Kepala Desa Patiala Bawa, Luther Laku Nija, membenarkan total kerusakan tersebut. Menurutnya, dari 28 rumah yang terdampak, 26 hangus total, sementara dua lainnya rusak sebagian. Hanya delapan rumah yang berhasil diselamatkan berkat bantuan armada tangki air yang datang tepat waktu.
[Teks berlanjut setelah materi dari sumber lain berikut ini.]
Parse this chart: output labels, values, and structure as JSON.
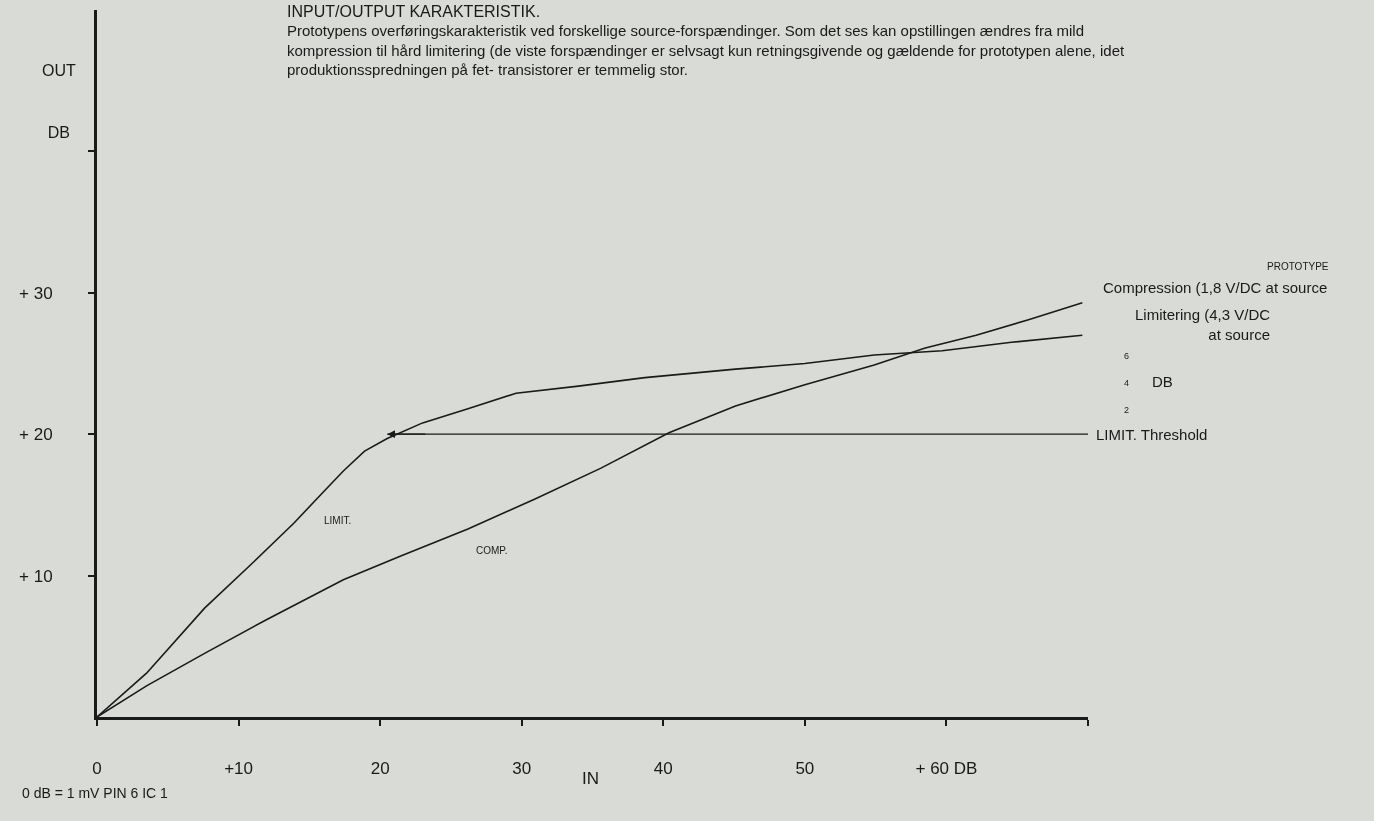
{
  "chart_data": {
    "type": "line",
    "title": "INPUT/OUTPUT KARAKTERISTIK.",
    "subtitle": "Prototypens overføringskarakteristik ved forskellige source-forspændinger. Som det ses kan opstillingen ændres fra mild kompression til hård limitering (de viste forspændinger er selvsagt kun retningsgivende og gældende for prototypen alene, idet produktionsspredningen på fet- transistorer er temmelig stor.",
    "xlabel": "IN",
    "ylabel": "OUT DB",
    "xlim": [
      0,
      70
    ],
    "ylim": [
      0,
      50
    ],
    "xticks": [
      {
        "value": 0,
        "label": "0"
      },
      {
        "value": 10,
        "label": "+10"
      },
      20,
      30,
      40,
      50,
      {
        "value": 60,
        "label": "+ 60 DB"
      },
      {
        "value": 70,
        "label": null
      }
    ],
    "yticks": [
      {
        "value": 10,
        "label": "+ 10"
      },
      {
        "value": 20,
        "label": "+ 20"
      },
      {
        "value": 30,
        "label": "+ 30"
      },
      {
        "value": 40,
        "label": null
      }
    ],
    "grid": false,
    "legend": false,
    "marker": "none",
    "line_style": "solid",
    "series": [
      {
        "name": "LIMIT.",
        "color": "#1a1a1a",
        "x": [
          0,
          3.5,
          7.6,
          11.1,
          13.9,
          15.5,
          17.4,
          18.9,
          20.5,
          23.0,
          26.2,
          29.6,
          34.0,
          38.7,
          45.1,
          50.0,
          54.9,
          59.7,
          64.6,
          69.6
        ],
        "values": [
          0,
          3.1,
          7.7,
          11.0,
          13.7,
          15.4,
          17.4,
          18.8,
          19.7,
          20.8,
          21.8,
          22.9,
          23.4,
          24.0,
          24.6,
          25.0,
          25.6,
          25.9,
          26.5,
          27.0
        ]
      },
      {
        "name": "COMP.",
        "color": "#1a1a1a",
        "x": [
          0,
          3.5,
          7.6,
          12.0,
          17.4,
          21.5,
          26.2,
          30.9,
          35.6,
          40.4,
          45.1,
          50.0,
          54.9,
          58.5,
          62.1,
          65.8,
          69.6
        ],
        "values": [
          0,
          2.2,
          4.5,
          6.9,
          9.7,
          11.4,
          13.3,
          15.4,
          17.6,
          20.1,
          22.0,
          23.5,
          24.9,
          26.1,
          27.0,
          28.1,
          29.3
        ]
      }
    ],
    "annotations": [
      "0 dB = 1 mV PIN 6 IC 1",
      "PROTOTYPE",
      "Compression (1,8 V/DC at source",
      "Limitering (4,3 V/DC at source",
      "6",
      "4",
      "2",
      "DB"
    ],
    "ref_lines": [
      {
        "axis": "y",
        "value": 20,
        "label": "LIMIT. Threshold",
        "color": "#1a1a1a"
      }
    ]
  }
}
"Ini kehilangan besar bagi masyarakat adat. Kebakaran itu merusak bukan hanya fisik rumah, melainkan juga jejak sejarah kampung tua Waruwora," ujar Luther.
Kini, suasana kampung menyisakan puing-puing hitam dan tiang-tiang hangus. Warga hanya bisa pasrah menyaksikan sisa-sisa kebakaran sambil mencoba mengumpulkan barang yang mungkin masih tersisa. Pemerintah desa masih terus mendata total kerugian sambil menanti penanganan dan bantuan lanjutan dari pemerintah daerah.